Median farm prices collapse 40% in two years; dairy farm sales crash 78%
Monday, March 15th, 2010Farm prices and sales volumes have collapsed in the last two years as the withdrawal of easy bank lending has dried up farmers’ appetites for capital gains, fresh figures show.
The slump in the number of transactions is expected to ripple out through the rural and provincial economies, given the surge in lending and activity through 2006 to 2008 helped drive spending on coastal and provincial residential property.
The national median farm sale price was NZ$1.045 million in the three months to February, down 40% from the NZ$1.75 million seen in the three months to February 2008, Real Estate Institute of New Zealand figures show.

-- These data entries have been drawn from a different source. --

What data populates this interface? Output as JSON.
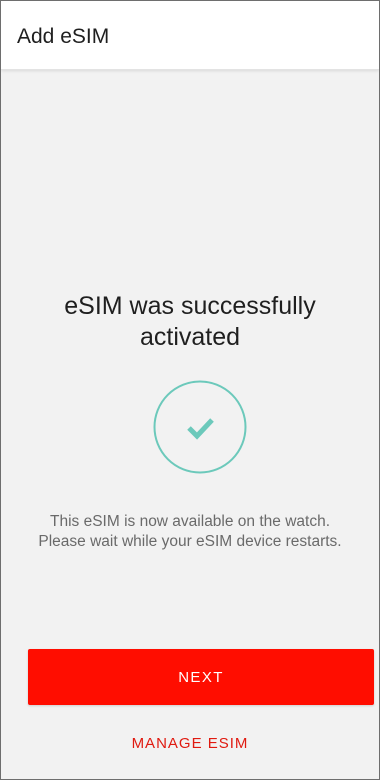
{
  "header": {
    "title": "Add eSIM"
  },
  "status": {
    "headline_line1": "eSIM was successfully",
    "headline_line2": "activated",
    "message_line1": "This eSIM is now available on the watch.",
    "message_line2": "Please wait while your eSIM device restarts.",
    "icon": "check-circle-icon"
  },
  "actions": {
    "next_label": "NEXT",
    "manage_label": "MANAGE ESIM"
  },
  "colors": {
    "accent_red": "#ff0d00",
    "link_red": "#e01a10",
    "success_teal": "#6cc9bb",
    "background": "#f2f2f2"
  }
}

There were 11 dairy farm sales in February and 34 in the three months to February, which is down 78% from the 158 seen in the three months to February 2008, which was seen as the peak of the dairy boom. A sharp drop in the forecast Fonterra payout and a much more rigorous approach to farm lending by banks has triggered the collapse.
REINZ President Peter McDonald said there were “still reasonable levels of inquiries for all types of farms, but they do not seem to be resulting in completed transactions.”


“I think the GFC has bought a significant change to the world and New Zealand. People are deleveraging rather than leveraging and companies are de-leveraging rather than leveraging. People in companies are hunkering down,” he said.
Reserve Bank figures show banks lent an extra NZ$395 million to farmers in the month of December despite signs of a sharp slowdown in the key dairy sector and complaints from farmers that interest rates were too high.
Reserve Bank figures show bank and non-bank lending to the household sector was NZ$170.72 billion at the end of March, up 10.8% from a year ago, but up only 0.5% on a seasonally adjusted basis from February. This was the slowest seasonally adjusted monthly growth since September 2001 and is consistent with signs of a sharply slowing housing market and consumer spending.